He is arguably the most trending pastor in the country at the moment. He has likened himself to Nelson Mandela and Martin Luther King Jr. He suddenly shot into the nation’s wholesome glare last Tuesday when he led an edition of FDC’s ongoing weekly prayers for the country. Perhaps he is the reason that edition of the opposition party’s weekly prayer sessions captured the imagination of the entire country.
What only a few know, however, is that Pastor Happy Daniel Ngabo isn’t exactly a new player on the country’s political scene. Before he led the weekly FDC prayers, Pastor Ngabo had spent some time speaking out against what he perceives as excesses of the regime, writing on his Facebook wall and voicing his sentiments at the pulpit.
The pastor who moved hearts at that Tuesday prayer session moved guns as an adolescent. As a child soldier, he was part of the NRA’s 1981-1986 guerrilla struggle which brought the current regime to power. This is a part of his profile the pastor readily gives anyone who cares to hear about his background. He claims he enjoyed President Museveni’s favour during the Bush War.
After the NRA rebel outfit captured power, young Happy Ngabo returned to school, studying at Katikamu Light College before joining Kyambogo University.
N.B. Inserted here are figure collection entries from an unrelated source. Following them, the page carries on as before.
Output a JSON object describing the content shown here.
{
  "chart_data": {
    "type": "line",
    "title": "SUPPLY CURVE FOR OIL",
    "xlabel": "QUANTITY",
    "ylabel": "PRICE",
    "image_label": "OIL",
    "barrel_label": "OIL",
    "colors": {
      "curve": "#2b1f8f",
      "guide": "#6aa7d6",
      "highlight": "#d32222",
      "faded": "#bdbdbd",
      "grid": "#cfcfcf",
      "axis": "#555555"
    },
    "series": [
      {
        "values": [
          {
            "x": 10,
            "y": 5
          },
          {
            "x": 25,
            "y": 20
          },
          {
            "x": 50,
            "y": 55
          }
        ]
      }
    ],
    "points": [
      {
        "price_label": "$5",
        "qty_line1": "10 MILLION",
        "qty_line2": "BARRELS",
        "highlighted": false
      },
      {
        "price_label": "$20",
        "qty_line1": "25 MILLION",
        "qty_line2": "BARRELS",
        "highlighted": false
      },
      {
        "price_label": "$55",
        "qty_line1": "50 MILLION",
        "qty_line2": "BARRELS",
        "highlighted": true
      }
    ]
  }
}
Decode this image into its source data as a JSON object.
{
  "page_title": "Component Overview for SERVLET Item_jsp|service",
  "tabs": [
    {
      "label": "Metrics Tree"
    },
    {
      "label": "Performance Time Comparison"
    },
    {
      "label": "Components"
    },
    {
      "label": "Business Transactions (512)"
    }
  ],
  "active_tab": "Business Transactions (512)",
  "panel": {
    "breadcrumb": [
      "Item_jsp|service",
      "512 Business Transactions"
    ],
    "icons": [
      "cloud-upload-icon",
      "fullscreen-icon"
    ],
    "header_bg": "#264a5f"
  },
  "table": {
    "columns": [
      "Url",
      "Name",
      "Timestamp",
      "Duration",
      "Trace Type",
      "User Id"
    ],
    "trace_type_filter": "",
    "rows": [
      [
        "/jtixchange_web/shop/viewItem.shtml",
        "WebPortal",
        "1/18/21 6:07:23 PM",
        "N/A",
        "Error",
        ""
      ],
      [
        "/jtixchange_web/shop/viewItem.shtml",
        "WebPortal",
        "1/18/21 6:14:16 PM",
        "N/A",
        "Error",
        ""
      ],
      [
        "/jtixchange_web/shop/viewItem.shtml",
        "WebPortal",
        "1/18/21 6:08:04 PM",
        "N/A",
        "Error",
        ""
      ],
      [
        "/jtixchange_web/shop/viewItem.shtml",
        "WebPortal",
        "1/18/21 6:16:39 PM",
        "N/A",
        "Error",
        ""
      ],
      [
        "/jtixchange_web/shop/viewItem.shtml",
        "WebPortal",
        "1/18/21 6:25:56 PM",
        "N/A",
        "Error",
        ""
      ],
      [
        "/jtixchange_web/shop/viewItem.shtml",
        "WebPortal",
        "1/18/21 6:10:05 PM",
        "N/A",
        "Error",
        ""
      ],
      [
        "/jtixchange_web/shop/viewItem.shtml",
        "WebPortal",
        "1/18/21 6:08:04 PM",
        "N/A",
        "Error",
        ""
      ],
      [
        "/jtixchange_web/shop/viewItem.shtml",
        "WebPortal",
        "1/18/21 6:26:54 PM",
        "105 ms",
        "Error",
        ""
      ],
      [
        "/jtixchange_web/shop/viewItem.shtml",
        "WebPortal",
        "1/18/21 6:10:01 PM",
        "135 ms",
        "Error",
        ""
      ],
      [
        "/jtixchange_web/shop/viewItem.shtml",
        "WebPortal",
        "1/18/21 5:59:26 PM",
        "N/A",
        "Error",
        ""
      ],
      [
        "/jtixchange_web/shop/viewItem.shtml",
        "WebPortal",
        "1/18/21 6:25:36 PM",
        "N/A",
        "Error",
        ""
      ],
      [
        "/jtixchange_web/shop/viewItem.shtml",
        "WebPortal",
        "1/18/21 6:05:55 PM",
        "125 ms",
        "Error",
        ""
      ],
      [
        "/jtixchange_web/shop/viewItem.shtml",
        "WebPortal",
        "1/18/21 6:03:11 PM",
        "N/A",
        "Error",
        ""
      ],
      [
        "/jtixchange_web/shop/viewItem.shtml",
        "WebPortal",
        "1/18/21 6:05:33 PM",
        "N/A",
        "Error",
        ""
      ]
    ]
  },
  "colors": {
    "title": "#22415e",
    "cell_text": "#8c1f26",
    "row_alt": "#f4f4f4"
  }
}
His life, however, began to take a turn for the worse around that time as he soon became a total nuisance who lost himself to alcohol, women and all other vices. Ngabo says in this period he also lived largely as a crook, primarily trading illegally in gold and diamonds filched from Congo. Sometimes he practised petty theft to survive.
Then, it happened. Pastor Ngabo says it was while he sank deeper into self-annihilation, when one night, toward the turn of the millennium, Jesus appeared to him in person and turned his life around.
“No man preached to me,” the pastor says. “Jesus came and stood before me, without speaking a word but simply opening the Bible and showing me the scripture of Mathew 16, from verse 1. That scripture talks about the perverse generation that is looking for miracles but will be given none, rather only the sign of Jonah, and it was a message of my calling to be a vessel of revival in the church of my generation”.
Before he became a pastor with his own church, Ngabo spent some years as a roving evangelist until he founded Rock of Deliverance International Ministries in 2005, where he is lead pastor.
The pastor is married to Sandra K Ngabo, who is a fellow senior pastor at Rock of Deliverance International based at the church’s Dubai chapter, where she also runs a family trading business. The couple has several children.